После такой информации Арону стало легче хозяйничать в чужой квартире. Теперь это казалось ему вполне законным, ибо не могло быть ничего более справедливого, чем переход собственности из рук такого, как Лейтвейн, в руки такого, как он.
Арон говорит:
— А теперь представь себе другой вариант, представь, что квартира принадлежала человеку, чья судьба больше походила бы на мою, чем на судьбу этого Лейтвейна. Ведь среди свободных были и такие квартиры…

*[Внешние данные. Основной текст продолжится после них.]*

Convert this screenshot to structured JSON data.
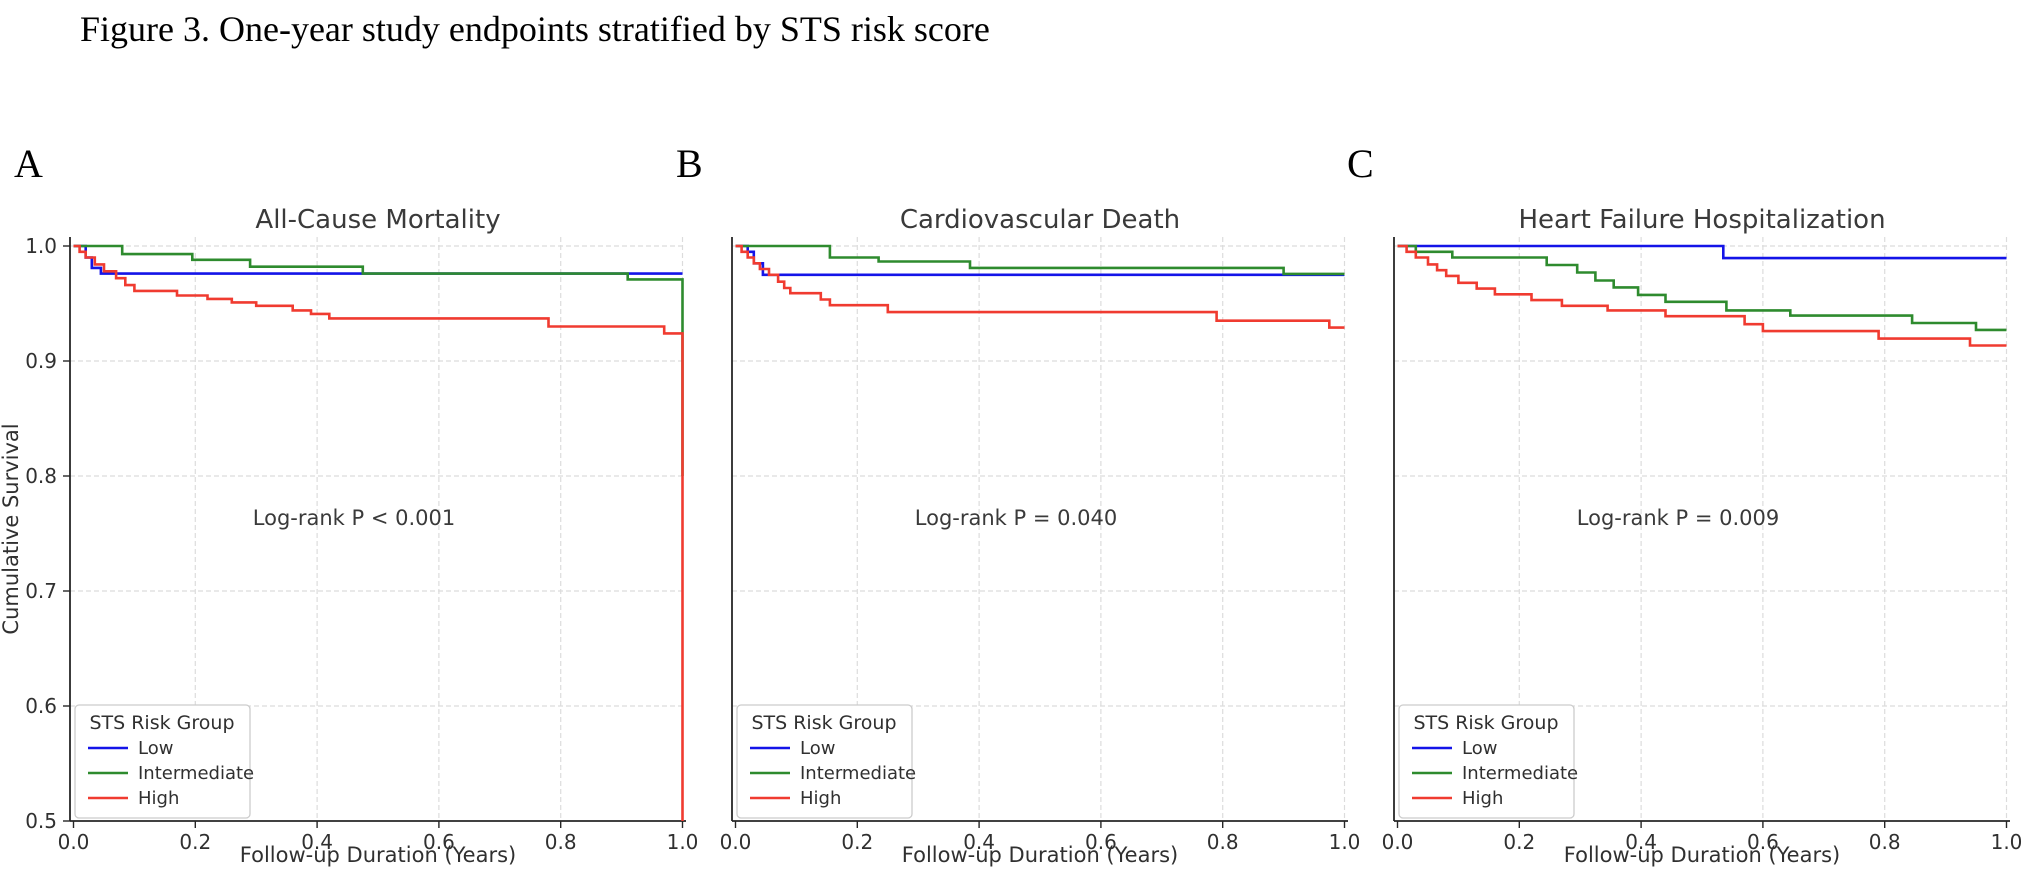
{
  "figure_title": "Figure 3. One-year study endpoints stratified by STS risk score",
  "colors": {
    "low": "#1414e8",
    "intermediate": "#2e8b2e",
    "high": "#f03b30",
    "grid": "#dcdcdc",
    "spine": "#262626",
    "text": "#303030",
    "legend_border": "#cccccc",
    "legend_bg": "#ffffff"
  },
  "legend": {
    "title": "STS Risk Group",
    "items": [
      {
        "label": "Low",
        "key": "low"
      },
      {
        "label": "Intermediate",
        "key": "intermediate"
      },
      {
        "label": "High",
        "key": "high"
      }
    ]
  },
  "axes": {
    "x_label": "Follow-up Duration (Years)",
    "y_label": "Cumulative Survival",
    "x_ticks": [
      "0.0",
      "0.2",
      "0.4",
      "0.6",
      "0.8",
      "1.0"
    ],
    "y_ticks": [
      "0.5",
      "0.6",
      "0.7",
      "0.8",
      "0.9",
      "1.0"
    ],
    "x_range": [
      0.0,
      1.0
    ],
    "y_range": [
      0.5,
      1.0
    ],
    "grid": "dashed"
  },
  "panels": [
    {
      "letter": "A"
    },
    {
      "letter": "B"
    },
    {
      "letter": "C"
    }
  ],
  "chart_data": {
    "type": "line",
    "subtype": "kaplan-meier-step",
    "x_axis_label": "Follow-up Duration (Years)",
    "y_axis_label": "Cumulative Survival",
    "x_ticks": [
      0.0,
      0.2,
      0.4,
      0.6,
      0.8,
      1.0
    ],
    "y_ticks": [
      0.5,
      0.6,
      0.7,
      0.8,
      0.9,
      1.0
    ],
    "ylim": [
      0.5,
      1.008
    ],
    "legend_position": "lower-left",
    "panels": [
      {
        "letter": "A",
        "title": "All-Cause Mortality",
        "p_label": "Log-rank P < 0.001",
        "series": [
          {
            "name": "Low",
            "key": "low",
            "points": [
              [
                0,
                1.0
              ],
              [
                0.02,
                0.99
              ],
              [
                0.03,
                0.981
              ],
              [
                0.045,
                0.976
              ],
              [
                1.0,
                0.976
              ]
            ]
          },
          {
            "name": "Intermediate",
            "key": "intermediate",
            "points": [
              [
                0,
                1.0
              ],
              [
                0.08,
                0.993
              ],
              [
                0.195,
                0.988
              ],
              [
                0.29,
                0.982
              ],
              [
                0.475,
                0.976
              ],
              [
                0.91,
                0.971
              ],
              [
                1.0,
                0.971
              ],
              [
                1.0,
                0.8
              ]
            ]
          },
          {
            "name": "High",
            "key": "high",
            "points": [
              [
                0,
                1.0
              ],
              [
                0.01,
                0.995
              ],
              [
                0.02,
                0.99
              ],
              [
                0.035,
                0.984
              ],
              [
                0.05,
                0.978
              ],
              [
                0.07,
                0.972
              ],
              [
                0.085,
                0.966
              ],
              [
                0.1,
                0.961
              ],
              [
                0.17,
                0.957
              ],
              [
                0.22,
                0.954
              ],
              [
                0.26,
                0.951
              ],
              [
                0.3,
                0.948
              ],
              [
                0.36,
                0.944
              ],
              [
                0.39,
                0.941
              ],
              [
                0.42,
                0.937
              ],
              [
                0.78,
                0.93
              ],
              [
                0.97,
                0.924
              ],
              [
                1.0,
                0.924
              ],
              [
                1.0,
                0.5
              ]
            ]
          }
        ]
      },
      {
        "letter": "B",
        "title": "Cardiovascular Death",
        "p_label": "Log-rank P = 0.040",
        "series": [
          {
            "name": "Low",
            "key": "low",
            "points": [
              [
                0,
                1.0
              ],
              [
                0.02,
                0.995
              ],
              [
                0.03,
                0.985
              ],
              [
                0.045,
                0.975
              ],
              [
                1.0,
                0.975
              ]
            ]
          },
          {
            "name": "Intermediate",
            "key": "intermediate",
            "points": [
              [
                0,
                1.0
              ],
              [
                0.155,
                0.99
              ],
              [
                0.235,
                0.9865
              ],
              [
                0.385,
                0.981
              ],
              [
                0.9,
                0.9757
              ],
              [
                1.0,
                0.9757
              ]
            ]
          },
          {
            "name": "High",
            "key": "high",
            "points": [
              [
                0,
                1.0
              ],
              [
                0.01,
                0.995
              ],
              [
                0.02,
                0.99
              ],
              [
                0.03,
                0.985
              ],
              [
                0.04,
                0.98
              ],
              [
                0.055,
                0.975
              ],
              [
                0.07,
                0.969
              ],
              [
                0.08,
                0.9635
              ],
              [
                0.09,
                0.959
              ],
              [
                0.14,
                0.9535
              ],
              [
                0.155,
                0.9485
              ],
              [
                0.25,
                0.9425
              ],
              [
                0.79,
                0.935
              ],
              [
                0.975,
                0.929
              ],
              [
                1.0,
                0.929
              ]
            ]
          }
        ]
      },
      {
        "letter": "C",
        "title": "Heart Failure Hospitalization",
        "p_label": "Log-rank P = 0.009",
        "series": [
          {
            "name": "Low",
            "key": "low",
            "points": [
              [
                0,
                1.0
              ],
              [
                0.535,
                0.9895
              ],
              [
                1.0,
                0.9895
              ]
            ]
          },
          {
            "name": "Intermediate",
            "key": "intermediate",
            "points": [
              [
                0,
                1.0
              ],
              [
                0.03,
                0.995
              ],
              [
                0.09,
                0.99
              ],
              [
                0.245,
                0.9835
              ],
              [
                0.295,
                0.977
              ],
              [
                0.325,
                0.97
              ],
              [
                0.355,
                0.964
              ],
              [
                0.395,
                0.9575
              ],
              [
                0.44,
                0.9515
              ],
              [
                0.54,
                0.944
              ],
              [
                0.645,
                0.9395
              ],
              [
                0.845,
                0.933
              ],
              [
                0.95,
                0.927
              ],
              [
                1.0,
                0.927
              ]
            ]
          },
          {
            "name": "High",
            "key": "high",
            "points": [
              [
                0,
                1.0
              ],
              [
                0.015,
                0.995
              ],
              [
                0.03,
                0.99
              ],
              [
                0.05,
                0.984
              ],
              [
                0.065,
                0.979
              ],
              [
                0.08,
                0.974
              ],
              [
                0.1,
                0.968
              ],
              [
                0.13,
                0.963
              ],
              [
                0.16,
                0.958
              ],
              [
                0.22,
                0.953
              ],
              [
                0.27,
                0.948
              ],
              [
                0.345,
                0.944
              ],
              [
                0.44,
                0.939
              ],
              [
                0.57,
                0.932
              ],
              [
                0.6,
                0.926
              ],
              [
                0.79,
                0.9195
              ],
              [
                0.94,
                0.9135
              ],
              [
                1.0,
                0.9135
              ]
            ]
          }
        ]
      }
    ]
  }
}
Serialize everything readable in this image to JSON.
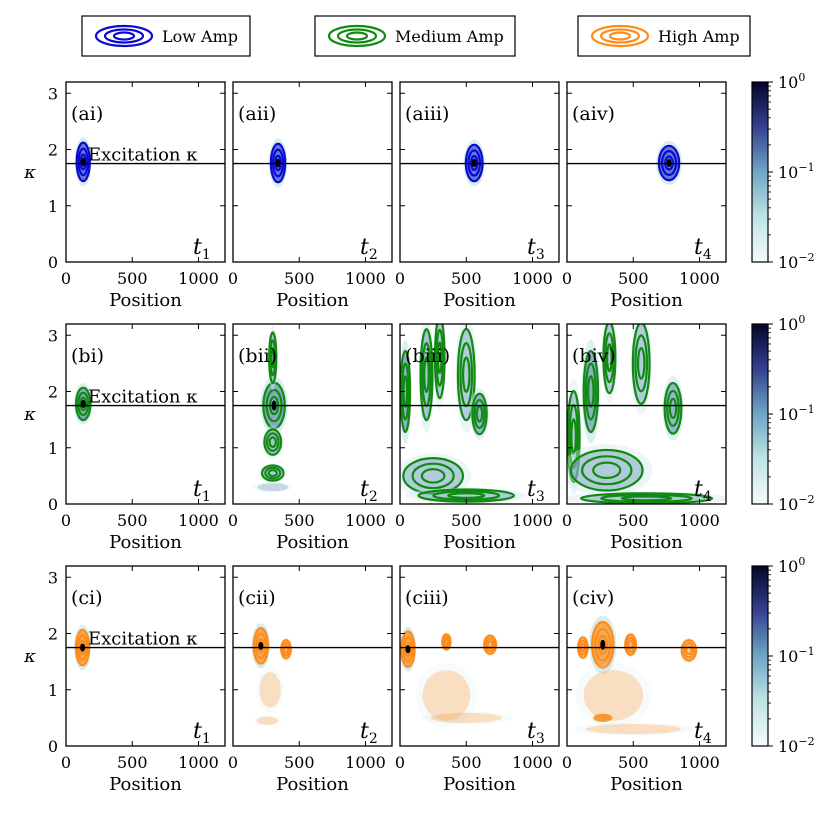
{
  "chart_data": {
    "type": "heatmap",
    "title": "",
    "xlabel": "Position",
    "ylabel": "κ",
    "xlim": [
      0,
      1200
    ],
    "ylim": [
      0,
      3.2
    ],
    "x_ticks": [
      "0",
      "500",
      "1000"
    ],
    "x_tick_values": [
      0,
      500,
      1000
    ],
    "y_ticks": [
      "0",
      "1",
      "2",
      "3"
    ],
    "y_tick_values": [
      0,
      1,
      2,
      3
    ],
    "excitation_kappa": 1.75,
    "excitation_label": "Excitation κ",
    "colorbar": {
      "scale": "log",
      "range": [
        0.01,
        1
      ],
      "tick_values": [
        1,
        0.1,
        0.01
      ],
      "tick_bases": [
        "10",
        "10",
        "10"
      ],
      "tick_exponents": [
        "0",
        "−1",
        "−2"
      ]
    },
    "legend": [
      {
        "name": "Low Amp",
        "color": "#0a0ad6"
      },
      {
        "name": "Medium Amp",
        "color": "#118a11"
      },
      {
        "name": "High Amp",
        "color": "#ff8c1a"
      }
    ],
    "time_labels": [
      {
        "base": "t",
        "sub": "1"
      },
      {
        "base": "t",
        "sub": "2"
      },
      {
        "base": "t",
        "sub": "3"
      },
      {
        "base": "t",
        "sub": "4"
      }
    ],
    "rows": [
      {
        "series": "Low Amp",
        "color": "#0a0ad6",
        "fill": "#3848c8",
        "panels": [
          {
            "label": "(ai)",
            "blobs": [
              {
                "x": 130,
                "k": 1.78,
                "rx": 55,
                "rk": 0.38,
                "w": 1.0
              }
            ]
          },
          {
            "label": "(aii)",
            "blobs": [
              {
                "x": 340,
                "k": 1.76,
                "rx": 60,
                "rk": 0.38,
                "w": 1.0
              }
            ]
          },
          {
            "label": "(aiii)",
            "blobs": [
              {
                "x": 560,
                "k": 1.76,
                "rx": 70,
                "rk": 0.36,
                "w": 1.0
              }
            ]
          },
          {
            "label": "(aiv)",
            "blobs": [
              {
                "x": 770,
                "k": 1.76,
                "rx": 85,
                "rk": 0.34,
                "w": 1.0
              }
            ]
          }
        ]
      },
      {
        "series": "Medium Amp",
        "color": "#118a11",
        "fill": "#5f8fb0",
        "panels": [
          {
            "label": "(bi)",
            "blobs": [
              {
                "x": 130,
                "k": 1.78,
                "rx": 60,
                "rk": 0.32,
                "w": 1.0
              }
            ]
          },
          {
            "label": "(bii)",
            "blobs": [
              {
                "x": 310,
                "k": 1.75,
                "rx": 90,
                "rk": 0.45,
                "w": 1.0
              },
              {
                "x": 300,
                "k": 2.6,
                "rx": 30,
                "rk": 0.5,
                "w": 0.6
              },
              {
                "x": 300,
                "k": 1.1,
                "rx": 70,
                "rk": 0.25,
                "w": 0.6
              },
              {
                "x": 300,
                "k": 0.55,
                "rx": 90,
                "rk": 0.15,
                "w": 0.5
              },
              {
                "x": 300,
                "k": 0.3,
                "rx": 130,
                "rk": 0.08,
                "w": 0.3
              }
            ]
          },
          {
            "label": "(biii)",
            "blobs": [
              {
                "x": 40,
                "k": 2.0,
                "rx": 40,
                "rk": 0.8,
                "w": 0.9
              },
              {
                "x": 200,
                "k": 2.3,
                "rx": 50,
                "rk": 0.9,
                "w": 0.6
              },
              {
                "x": 300,
                "k": 2.6,
                "rx": 40,
                "rk": 0.8,
                "w": 0.5
              },
              {
                "x": 500,
                "k": 2.3,
                "rx": 70,
                "rk": 0.9,
                "w": 0.5
              },
              {
                "x": 600,
                "k": 1.6,
                "rx": 60,
                "rk": 0.4,
                "w": 0.8
              },
              {
                "x": 250,
                "k": 0.5,
                "rx": 250,
                "rk": 0.35,
                "w": 0.5
              },
              {
                "x": 500,
                "k": 0.15,
                "rx": 400,
                "rk": 0.12,
                "w": 0.5
              }
            ]
          },
          {
            "label": "(biv)",
            "blobs": [
              {
                "x": 50,
                "k": 1.2,
                "rx": 50,
                "rk": 0.9,
                "w": 0.5
              },
              {
                "x": 180,
                "k": 2.0,
                "rx": 60,
                "rk": 0.8,
                "w": 0.9
              },
              {
                "x": 320,
                "k": 2.6,
                "rx": 50,
                "rk": 0.7,
                "w": 0.5
              },
              {
                "x": 560,
                "k": 2.5,
                "rx": 70,
                "rk": 0.8,
                "w": 0.5
              },
              {
                "x": 800,
                "k": 1.7,
                "rx": 70,
                "rk": 0.5,
                "w": 0.8
              },
              {
                "x": 300,
                "k": 0.6,
                "rx": 300,
                "rk": 0.4,
                "w": 0.5
              },
              {
                "x": 600,
                "k": 0.1,
                "rx": 550,
                "rk": 0.1,
                "w": 0.5
              }
            ]
          }
        ]
      },
      {
        "series": "High Amp",
        "color": "#ff8c1a",
        "fill": "#ff8c1a",
        "panels": [
          {
            "label": "(ci)",
            "blobs": [
              {
                "x": 125,
                "k": 1.75,
                "rx": 55,
                "rk": 0.35,
                "w": 1.0
              }
            ]
          },
          {
            "label": "(cii)",
            "blobs": [
              {
                "x": 210,
                "k": 1.78,
                "rx": 60,
                "rk": 0.35,
                "w": 1.0
              },
              {
                "x": 400,
                "k": 1.72,
                "rx": 40,
                "rk": 0.18,
                "w": 0.5
              },
              {
                "x": 280,
                "k": 1.0,
                "rx": 90,
                "rk": 0.35,
                "w": 0.2
              },
              {
                "x": 260,
                "k": 0.45,
                "rx": 90,
                "rk": 0.08,
                "w": 0.2
              }
            ]
          },
          {
            "label": "(ciii)",
            "blobs": [
              {
                "x": 60,
                "k": 1.72,
                "rx": 55,
                "rk": 0.35,
                "w": 1.0
              },
              {
                "x": 350,
                "k": 1.85,
                "rx": 35,
                "rk": 0.15,
                "w": 0.5
              },
              {
                "x": 680,
                "k": 1.8,
                "rx": 50,
                "rk": 0.18,
                "w": 0.5
              },
              {
                "x": 350,
                "k": 0.9,
                "rx": 200,
                "rk": 0.5,
                "w": 0.2
              },
              {
                "x": 500,
                "k": 0.5,
                "rx": 300,
                "rk": 0.1,
                "w": 0.2
              }
            ]
          },
          {
            "label": "(civ)",
            "blobs": [
              {
                "x": 270,
                "k": 1.8,
                "rx": 90,
                "rk": 0.45,
                "w": 1.0
              },
              {
                "x": 120,
                "k": 1.75,
                "rx": 40,
                "rk": 0.2,
                "w": 0.5
              },
              {
                "x": 480,
                "k": 1.8,
                "rx": 45,
                "rk": 0.2,
                "w": 0.5
              },
              {
                "x": 920,
                "k": 1.7,
                "rx": 60,
                "rk": 0.2,
                "w": 0.5
              },
              {
                "x": 270,
                "k": 0.5,
                "rx": 70,
                "rk": 0.06,
                "w": 0.5
              },
              {
                "x": 350,
                "k": 0.9,
                "rx": 250,
                "rk": 0.5,
                "w": 0.2
              },
              {
                "x": 500,
                "k": 0.3,
                "rx": 400,
                "rk": 0.1,
                "w": 0.2
              }
            ]
          }
        ]
      }
    ]
  }
}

Во всяком случае, теперь он решил критически осмотреть свою квартиру. Он прошел по комнатам, пытаясь зорким взглядом глянуть на предметы в свете их предыстории. Все, что, по его мнению, могло хоть как-то тешить чувства национал-социалиста, он выбросил. В первую очередь жертвой Арона стали предметы украшения. Мебель в общем-то нет, мебель по большей части была много старше, чем даже самый маленький номер партбилета, и тем самым свободна от подозрений. Вот вазы ушли на помойку, пресс-папье, диванные подушки и салфеточки, часы с кукушкой тоже отправились туда, но прежде всего — картинки. И не только семейные фото, но и настоящие картины, причем одну из них он мне описал: там был изображен крестьянин, который идет за плугом, плуг тащит крепкая лошадка, позади глубокая борозда. Эту картину Арон много раз рассматривал еще перед визитом вахтера, потому что висела она в коридоре, была в общем-то старательно написана и краски тоже были приятные. И вдруг она начала раздражать Арона, хотя он и сам не мог бы объяснить причины своего раздражения, а мог лишь передать какие-то обрывки мыслей, например про любовь к родной почве, оседлость, безмятежный труд.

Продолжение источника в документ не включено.